‘How to Kill a Judge’ or — Deliberately Infuriating?
It doesn’t take long for Damiano Damiani’s ‘How to Kill a Judge’ (1975) to get all ‘meta’ on our asses as it opens with Franco Nero playing a film director, Giacomo Solaris, having just released a movie about the assassination of a corrupt Sicilian judge. When said magistrate turns up dead in “real life” Solaris takes it upon himself to flush out the murderer, not so much out of any sense of civic duty but more from the guilt he now feels because his film has now become a huge box office sensation due to its supposed prescience (something that apparently happened to Damiani for real).
Solaris’ investigation soon stirs up a hornet’s nest with paranoia quickly spreading throughout the worlds of business, politics and organised crime, all of which had links to the judge meaning all start suspecting the other of secretly ordering the assassination.
Such provocation initiates the defence mechanisms of those in power: loose ends are immediately eliminated, potential liabilities exterminated and scapegoats manufactured. These are not the actions of those with nothing to hide so Solaris is convinced he’s on the right track… but is he?
What’s immediately striking about Damiani’s thriller is how it deconstructs itself and the stereotypical Italian thriller film before reconfiguring itself into… well, what exactly is this we’re dealing with here?

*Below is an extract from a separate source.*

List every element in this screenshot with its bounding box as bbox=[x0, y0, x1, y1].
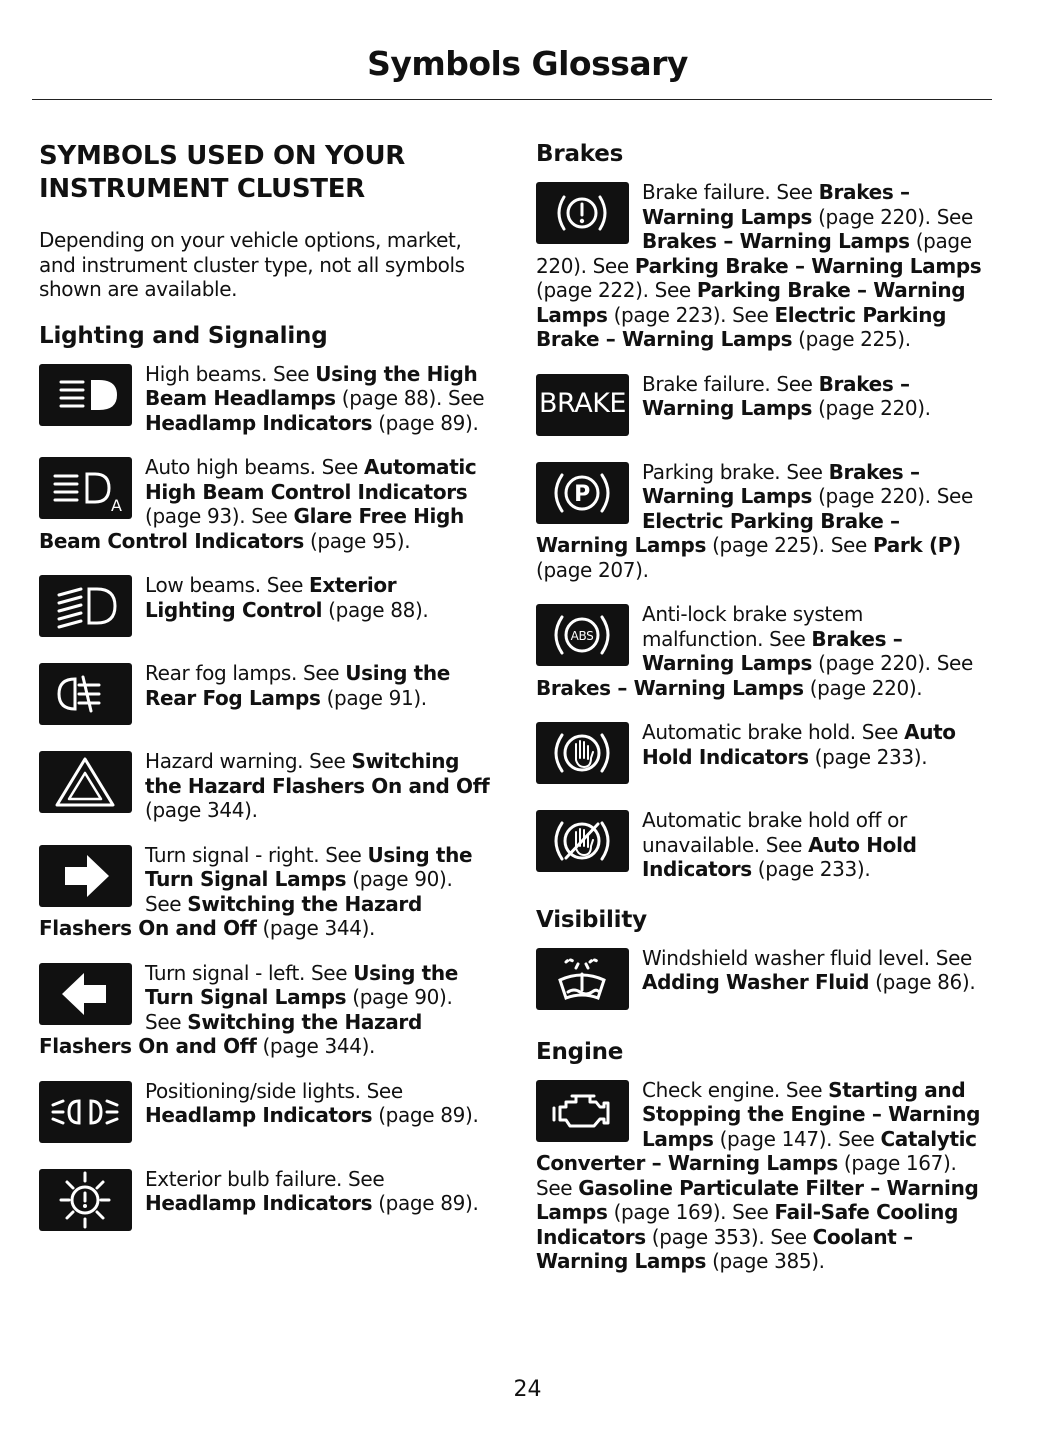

It certainly appears to be an exposé of civic corruption but it also seems to dabble with the poliziotteschi, Mafia flicks, conspiracy yarn and even Giallo genres. All we know is people are dying, threats are being made and the links between the realms of business, crime and politics have been forced into a reluctant shifting motion.
By the time the killer is revealed and all is uncovered it feels perversely anti-climactic and radically unsatisfying as though Damiani has deliberately sabotaged his own movie to piss the audience off, with the film itself even declaring this as a resolution that will please (almost) nobody. It’s as though the crime itself is immaterial yet this is also consistent with a lot of Damiani’s work as we frequently get the impression with his films that the mechanics of plot are less important than his exploring of the environment, characters, institutions and systems of power surrounding it. It’s not the murder, or even the motive, that’s of interest but what it has revealed. The killing is simply a catalyst.
Besides, the frustration the viewer might experience at the somewhat unrealistic pay-off is certainly nothing compared to the corresponding frustration those attempting to combat corruption must experience at the apparent utter futility of it all.
Damiani’s biggest problem here, though, is that he might’ve bitten off slightly more than he can chew, that he’s maybe attempting an elaborate trick to demonstrate the limitations of cinema and the social impact of the art form whilst also addressing vitally important issues in Italian society but the sleeve of his cape has slipped a little and we can see his fingers slightly fumbling the deck.
Still, Damiani is a constantly compelling filmmaker with a captivating style and energy and a ferocious willingness to tackle important material head-on. The cinematography and camera work combine an aesthetic allure with insightful intelligence and Franco Nero delivers another strong performance as the nod-to-Tarkovsky named Solaris.
This might not be the best of the Damiani/Nero collaborations but it’s still a strong, engrossing, incredibly well made movie and if it leaves you a little infuriated well, just maybe that’s the point.